Half of suicide deaths in the U.S. involve guns, and the vast majority of attempted suicides with firearms result in death, researchers note in the American Journal of Public Health. Access to firearms can also make people more likely to consider and attempt suicide, some previous research has found.
For the current study, researchers surveyed 448 law enforcement agencies and 95 gun retailers in eight states about their willingness to store guns and their recommendations about safe firearm storage.
Overall, 75 percent of law enforcement agencies and 48 percent of retailers said they offered temporary gun storage, the study found.
“Discovering the willingness and the kinds of circumstances in which these community-based organizations will voluntarily store guns for families is important to share with mental and physical health care providers as well as with families,” said lead study author Carol Runyan of the Colorado School of Public Health in Aurora.
Law enforcement agencies were most willing to consider this when gun owners expressed concerns about the mental health of a family member who might attempt suicide, while retailers were more receptive than police to storing firearms when a gun owner had houseguests or was going away on vacation.
Both retailers and police recommended locking guns inside the home, but law enforcement agencies were slightly more likely to suggest keeping firearms outside the home, the study also found.
The survey was sent to law enforcement agencies and gun retailers in Arizona, Colorado, Idaho, Montana, New Mexico, Utah and Wyoming.
While the process and laws for gun storage may vary, with some places requiring background checks or charging fees, the findings suggest that it makes sense for families to explore their options for keeping firearms outside the home when suicide is a concern, Runyan said by email.
Guns in the home should be stored locked, unloaded and separate from ammunition.
One limitation of the study is that it didn’t explore what motivated law enforcement agencies or retailers to consider or refuse gun storage.
“If local police agencies or firearm retailers do not provide services, the family should consider loaning the firearm to another family member, checking with banks for safe deposit boxes, self-storage facilities, shooting ranges or even pawn shops,” said Russell Griffin, a researcher at the University of Alabama at Birmingham who wasn’t involved in the study.
Each place may have their own rules, and the family would need to ensure that guns are allowed, Griffin said by email.

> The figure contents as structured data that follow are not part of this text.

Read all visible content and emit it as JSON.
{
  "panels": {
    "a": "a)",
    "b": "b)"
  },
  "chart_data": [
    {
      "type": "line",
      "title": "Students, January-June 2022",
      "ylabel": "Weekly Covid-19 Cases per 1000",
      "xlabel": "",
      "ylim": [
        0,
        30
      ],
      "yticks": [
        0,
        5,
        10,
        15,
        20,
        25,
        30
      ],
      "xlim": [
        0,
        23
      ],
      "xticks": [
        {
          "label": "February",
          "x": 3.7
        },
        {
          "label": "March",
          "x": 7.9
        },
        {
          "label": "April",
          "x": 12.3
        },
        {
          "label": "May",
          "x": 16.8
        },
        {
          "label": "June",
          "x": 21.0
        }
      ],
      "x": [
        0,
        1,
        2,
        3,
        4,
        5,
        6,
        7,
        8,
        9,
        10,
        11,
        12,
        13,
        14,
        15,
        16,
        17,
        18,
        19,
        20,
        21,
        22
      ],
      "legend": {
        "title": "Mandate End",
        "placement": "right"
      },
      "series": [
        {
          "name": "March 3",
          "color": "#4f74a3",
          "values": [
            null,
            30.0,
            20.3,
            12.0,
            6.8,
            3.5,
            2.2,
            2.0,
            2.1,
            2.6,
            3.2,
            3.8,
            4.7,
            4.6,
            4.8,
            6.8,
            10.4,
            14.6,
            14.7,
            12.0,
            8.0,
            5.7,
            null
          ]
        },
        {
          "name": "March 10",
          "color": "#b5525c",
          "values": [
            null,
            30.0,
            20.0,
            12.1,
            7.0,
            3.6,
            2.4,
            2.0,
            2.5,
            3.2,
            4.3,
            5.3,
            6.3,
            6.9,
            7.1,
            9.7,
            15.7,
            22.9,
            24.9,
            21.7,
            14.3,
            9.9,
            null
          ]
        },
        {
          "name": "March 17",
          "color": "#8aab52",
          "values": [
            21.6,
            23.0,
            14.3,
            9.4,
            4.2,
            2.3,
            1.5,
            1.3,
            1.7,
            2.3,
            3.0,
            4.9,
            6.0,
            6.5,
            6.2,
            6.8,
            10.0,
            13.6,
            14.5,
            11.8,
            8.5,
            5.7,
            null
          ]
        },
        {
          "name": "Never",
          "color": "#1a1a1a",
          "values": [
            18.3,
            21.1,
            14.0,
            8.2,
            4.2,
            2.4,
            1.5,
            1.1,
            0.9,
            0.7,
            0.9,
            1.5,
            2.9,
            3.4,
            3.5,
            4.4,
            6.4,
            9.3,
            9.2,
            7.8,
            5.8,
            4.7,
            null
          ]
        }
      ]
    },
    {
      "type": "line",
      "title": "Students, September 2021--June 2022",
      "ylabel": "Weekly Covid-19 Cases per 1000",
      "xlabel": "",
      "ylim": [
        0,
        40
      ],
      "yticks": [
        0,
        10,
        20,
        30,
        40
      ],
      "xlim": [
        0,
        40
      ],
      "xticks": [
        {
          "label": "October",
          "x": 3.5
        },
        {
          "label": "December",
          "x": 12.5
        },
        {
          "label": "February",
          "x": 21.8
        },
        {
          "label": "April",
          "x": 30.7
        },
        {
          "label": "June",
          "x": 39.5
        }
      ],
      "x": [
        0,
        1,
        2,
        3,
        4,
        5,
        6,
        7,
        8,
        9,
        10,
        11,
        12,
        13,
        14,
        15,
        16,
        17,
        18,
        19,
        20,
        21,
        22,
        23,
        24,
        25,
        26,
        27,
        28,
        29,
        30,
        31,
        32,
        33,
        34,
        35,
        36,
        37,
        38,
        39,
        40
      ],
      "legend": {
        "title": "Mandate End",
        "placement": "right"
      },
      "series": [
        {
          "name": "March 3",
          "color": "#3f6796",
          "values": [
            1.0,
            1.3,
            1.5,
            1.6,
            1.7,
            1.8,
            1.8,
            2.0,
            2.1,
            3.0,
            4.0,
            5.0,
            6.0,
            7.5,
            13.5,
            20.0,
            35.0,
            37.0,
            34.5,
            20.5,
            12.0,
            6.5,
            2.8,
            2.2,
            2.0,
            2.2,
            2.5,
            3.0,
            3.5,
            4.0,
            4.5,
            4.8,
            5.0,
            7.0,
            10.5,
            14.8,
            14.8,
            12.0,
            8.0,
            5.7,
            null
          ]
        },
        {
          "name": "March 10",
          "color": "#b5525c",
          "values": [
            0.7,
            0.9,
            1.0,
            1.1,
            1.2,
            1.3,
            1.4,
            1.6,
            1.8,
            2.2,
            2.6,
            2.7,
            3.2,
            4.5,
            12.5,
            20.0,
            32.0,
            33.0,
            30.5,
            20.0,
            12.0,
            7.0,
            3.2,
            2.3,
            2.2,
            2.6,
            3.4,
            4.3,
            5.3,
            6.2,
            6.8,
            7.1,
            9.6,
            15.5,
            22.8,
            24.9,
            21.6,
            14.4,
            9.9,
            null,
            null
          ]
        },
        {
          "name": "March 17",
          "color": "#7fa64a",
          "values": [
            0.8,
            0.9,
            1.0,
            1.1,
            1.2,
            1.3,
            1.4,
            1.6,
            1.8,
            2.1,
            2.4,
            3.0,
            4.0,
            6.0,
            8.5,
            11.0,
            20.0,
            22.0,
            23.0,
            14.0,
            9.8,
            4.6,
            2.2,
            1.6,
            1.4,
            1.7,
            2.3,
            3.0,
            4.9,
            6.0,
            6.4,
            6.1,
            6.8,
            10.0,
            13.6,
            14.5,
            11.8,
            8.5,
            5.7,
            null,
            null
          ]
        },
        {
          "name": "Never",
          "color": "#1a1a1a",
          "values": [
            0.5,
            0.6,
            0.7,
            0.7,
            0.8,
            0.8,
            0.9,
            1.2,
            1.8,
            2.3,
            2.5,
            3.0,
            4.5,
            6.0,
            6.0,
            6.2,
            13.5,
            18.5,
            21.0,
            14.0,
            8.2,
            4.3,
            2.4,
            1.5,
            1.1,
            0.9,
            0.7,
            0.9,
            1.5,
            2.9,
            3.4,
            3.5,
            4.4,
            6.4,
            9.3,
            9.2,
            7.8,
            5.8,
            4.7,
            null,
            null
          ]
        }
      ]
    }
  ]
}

Usually explosives such as ammunition are not permitted, but it’s usually legal to give the gun to a family member as long as they don’t have a felony conviction or other criminal history that prevents having weapons, he added.

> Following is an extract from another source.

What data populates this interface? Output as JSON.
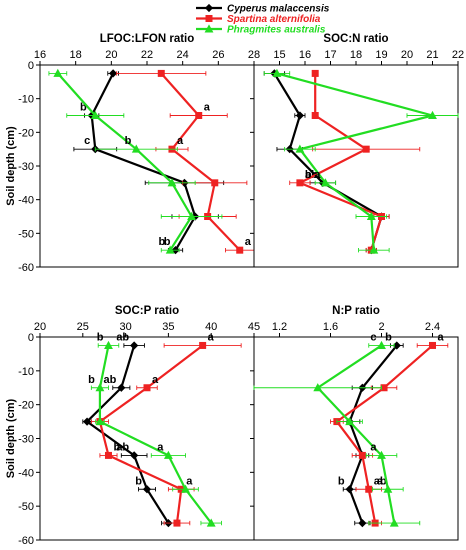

Offsite storage is the best option because it creates the biggest barrier to getting a gun, said Dr. Joseph Simonetti of the VA Rocky Mountain Mental Illness Research, Education and Clinical Center at the Denver VA Medical Center.
“Many suicidal crises are extremely brief,” Simonetti, who wasn’t involved in the study, said by email.
“One study found that about 25 percent of those who survived a suicide attempt only waited 5 minutes before they decided to end their life to take action,” Simonetti said. “So any step that increases the time and distance between a person in crisis and a lethal action will save lives.”